System access controls are a concept that refers to the use of various verification techniques used by entities to restrict particular system access to certain individuals. The use of system access controls is as old as any known civilization on Earth. System access controls could be used to restrict the entry of individuals to a place or use of an object. A password or a cryptographic question was used in old times. With the advent and advancement of information technology, system access controls have become more reliable and diverse.
With the evolution of information technology access control techniques have greatly corrected themselves for loopholes and gray areas. Passwords were the first introduction in this regard. A password is a codeword or a combination of digits that could be remembered by a human mind. Although still used by many entities, passwords have been greatly replaced by bar code or a magnetic stripe technology, in which the holder of the machine-readable instrument himself does not know the code. An ATM card is an example. Lastly, identification through a part of the human body such as an eye or a fingerprint is more enhanced and reliable access control that is used by limited entities owing to the cost of installation of such a system.
The three most commonly recognized systems are Discretionary Access Control (DAC), Mandatory Access Control (MAC), and Role-Based Access Control (RBAC). Discretionary Access control is a system access policy that is defined by the owner of the restricted resource or object (DoD, 1985). The owner specifies individuals who are allowed to access the system and also the authority that they have over the system. Mandatory access control is a verification process defined by the system rather than the owner.
The system sets priority or sensitivity levels for the users and the resources. The allowance of access to the system depends on whether the person requesting the information has a sensitivity level equal to that of the information. Lastly, Role-Based Access control is again determined by the system. Although closely similar to MAC, RBAC sets additional control levels for the users depending on their roles and authority.
System security in any form has always been vulnerable to the threat of unauthorized or more than desired access. The most common and weakest among such systems is a user-chosen password or PIN protection for system access. Password is known by the user and can be easily transferred to another person at the user’s discretion. Secondly, passwords are also subject to stealing by guessing or code-breaking. On other hand, a card having a magnetic stripe is also common but is extremely risky when it comes to effective access control. Machine-readable cards are subject to theft and misplacing.
Health Information management has been experiencing issues in system security and access controls. Health records and information are sensitive and at the same time must be shared across safe passages for better understanding and knowledge of the disease. Paper-based information systems still prevail in most public healthcare places and computerized systems where installed tend to have fewer security measures. (Lorence, Churchill 2005) A good information security program may have various factors, from the training of staff to developing trust between the patients and the healthcare providers. The most important part is that information security demands constant and consistent diligence and evaluation.
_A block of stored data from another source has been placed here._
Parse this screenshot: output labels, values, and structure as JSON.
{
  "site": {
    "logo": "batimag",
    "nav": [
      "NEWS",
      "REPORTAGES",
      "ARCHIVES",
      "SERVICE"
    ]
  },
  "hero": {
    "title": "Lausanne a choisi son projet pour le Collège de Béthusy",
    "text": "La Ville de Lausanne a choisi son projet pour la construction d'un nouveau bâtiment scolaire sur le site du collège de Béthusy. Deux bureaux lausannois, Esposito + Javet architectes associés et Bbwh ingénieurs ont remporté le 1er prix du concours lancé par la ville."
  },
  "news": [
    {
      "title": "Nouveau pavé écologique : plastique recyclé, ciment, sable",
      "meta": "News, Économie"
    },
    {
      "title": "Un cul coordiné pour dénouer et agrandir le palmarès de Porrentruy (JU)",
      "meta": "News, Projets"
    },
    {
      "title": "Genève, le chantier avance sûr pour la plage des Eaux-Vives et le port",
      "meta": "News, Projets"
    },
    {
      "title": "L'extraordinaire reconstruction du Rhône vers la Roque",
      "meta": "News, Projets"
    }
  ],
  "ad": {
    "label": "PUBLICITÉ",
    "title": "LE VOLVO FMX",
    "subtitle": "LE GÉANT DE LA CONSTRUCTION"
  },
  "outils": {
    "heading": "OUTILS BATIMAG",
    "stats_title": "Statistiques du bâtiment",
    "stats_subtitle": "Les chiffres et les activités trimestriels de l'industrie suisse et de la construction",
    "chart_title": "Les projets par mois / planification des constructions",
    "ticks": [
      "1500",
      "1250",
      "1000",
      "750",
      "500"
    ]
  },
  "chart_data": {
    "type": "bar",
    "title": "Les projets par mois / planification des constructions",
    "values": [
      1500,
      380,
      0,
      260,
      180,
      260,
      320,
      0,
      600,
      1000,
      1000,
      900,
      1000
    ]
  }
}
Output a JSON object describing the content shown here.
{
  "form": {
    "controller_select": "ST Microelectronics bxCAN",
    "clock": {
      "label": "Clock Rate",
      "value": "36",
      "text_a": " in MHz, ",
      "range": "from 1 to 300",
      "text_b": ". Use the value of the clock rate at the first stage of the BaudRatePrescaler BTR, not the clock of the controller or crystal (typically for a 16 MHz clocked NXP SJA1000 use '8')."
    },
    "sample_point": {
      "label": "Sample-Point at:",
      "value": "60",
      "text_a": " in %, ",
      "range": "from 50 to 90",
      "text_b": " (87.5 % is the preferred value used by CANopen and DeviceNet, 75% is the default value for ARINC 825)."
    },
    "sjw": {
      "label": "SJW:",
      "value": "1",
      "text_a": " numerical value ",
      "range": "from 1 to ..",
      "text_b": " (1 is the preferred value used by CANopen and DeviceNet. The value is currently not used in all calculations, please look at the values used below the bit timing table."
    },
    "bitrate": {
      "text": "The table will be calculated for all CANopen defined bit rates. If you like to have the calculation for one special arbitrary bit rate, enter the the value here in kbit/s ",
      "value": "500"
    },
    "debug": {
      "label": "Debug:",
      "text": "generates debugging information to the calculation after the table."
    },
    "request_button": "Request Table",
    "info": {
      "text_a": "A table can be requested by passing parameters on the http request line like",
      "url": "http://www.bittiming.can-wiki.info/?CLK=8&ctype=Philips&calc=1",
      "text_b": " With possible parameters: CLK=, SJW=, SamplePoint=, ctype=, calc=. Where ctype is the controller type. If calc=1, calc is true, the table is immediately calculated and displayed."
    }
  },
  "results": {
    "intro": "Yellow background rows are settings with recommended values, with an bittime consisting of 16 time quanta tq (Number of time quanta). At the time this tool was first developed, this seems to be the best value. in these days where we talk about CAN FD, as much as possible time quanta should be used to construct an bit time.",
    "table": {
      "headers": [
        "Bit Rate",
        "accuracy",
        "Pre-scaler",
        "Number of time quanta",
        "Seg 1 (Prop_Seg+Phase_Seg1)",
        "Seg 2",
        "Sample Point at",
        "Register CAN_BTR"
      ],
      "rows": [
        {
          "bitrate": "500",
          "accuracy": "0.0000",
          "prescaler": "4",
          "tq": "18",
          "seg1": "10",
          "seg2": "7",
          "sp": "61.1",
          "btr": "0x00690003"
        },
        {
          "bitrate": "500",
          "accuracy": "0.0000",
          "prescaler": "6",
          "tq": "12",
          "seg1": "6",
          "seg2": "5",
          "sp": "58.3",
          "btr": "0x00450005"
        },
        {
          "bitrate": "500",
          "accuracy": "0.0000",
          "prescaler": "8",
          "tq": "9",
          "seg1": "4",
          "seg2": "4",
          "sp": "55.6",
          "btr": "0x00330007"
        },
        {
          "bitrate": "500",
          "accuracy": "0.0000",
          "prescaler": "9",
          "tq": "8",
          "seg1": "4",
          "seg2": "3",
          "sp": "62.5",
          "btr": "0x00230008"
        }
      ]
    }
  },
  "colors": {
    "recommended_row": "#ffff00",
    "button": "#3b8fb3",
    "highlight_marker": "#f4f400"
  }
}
Basic components of a good information security program in a healthcare organization are adoption of electronic media and computerized information system mandated by the Federal and other security standards, proper and secure coding of the patient or disease data onto an electronic database as defined by standards of ethical coding (AHIMA, 2008); and finally, acquiring technological safeguards to counter any information breach or security threat to ensure privacy, safety, and confidentiality of the information. All these components together with effective staff training that divulges awareness about the importance of PHI confidentiality create a secure information system.
With the increasing adoption of standards and the use of electronic media for keeping sensitive information, there is an increased risk of security and privacy violation on part of healthcare providers. In this regard, the foremost remedy is to ensure the strength and reliability of the passwords. Rather than a user-chosen password, the idea is to use a combination of asymmetric (public-key) and symmetric (secret-key) cryptography that makes a common password to ensure secure information sharing over an insecure network (Bellowin, Merrit ’92). Strong cryptography safeguards against guessing attacks.
Secondly, any health care organization should implement an effective system that monitors false log-in attempts and weak passwords. Such a security awareness program should include objectives like obliging the staff to keep strong passwords that are frequently changed. Staff should be trained on how to select strong passwords, how to safeguard them and why they should not be cycled, and how to recognize “social engineering attacks” (Landoll,2006). Passwords should never be saved on a system that could be accessed by another person. Also, the interface should be system-oriented where only the system knows the verification passwords so that no other person has access to the passwords. The system could have defined criteria that would prompt weak and cycled passwords or multiple failed log-in attempts.
Bibliography
(1985) Trusted Computer System Evaluation Criteria. United States Department of Defense. DoD Standard 5200.28-STD.
Steven M. Bellovin, Michael Merritt, (1992) “Encrypted Key Exchange: Password-Based Protocols Secure Against Dictionary Attacks,” sp,pp.72, IEEE Symposium on Security and Privacy.
Lorence, D.P., Churchill, R. (2005). Incremental adoption of information security in health-care organizations: implications for document management. : Information Technology in Biomedicine, IEEE Transactions on. 9, 169-173.
(2008). AHIMA. Web.
Landoll, Douglas J. (2006). The Security Risk Assessment Handbook: A Complete Guide for Performing Security Risk Assessments. CRS Press.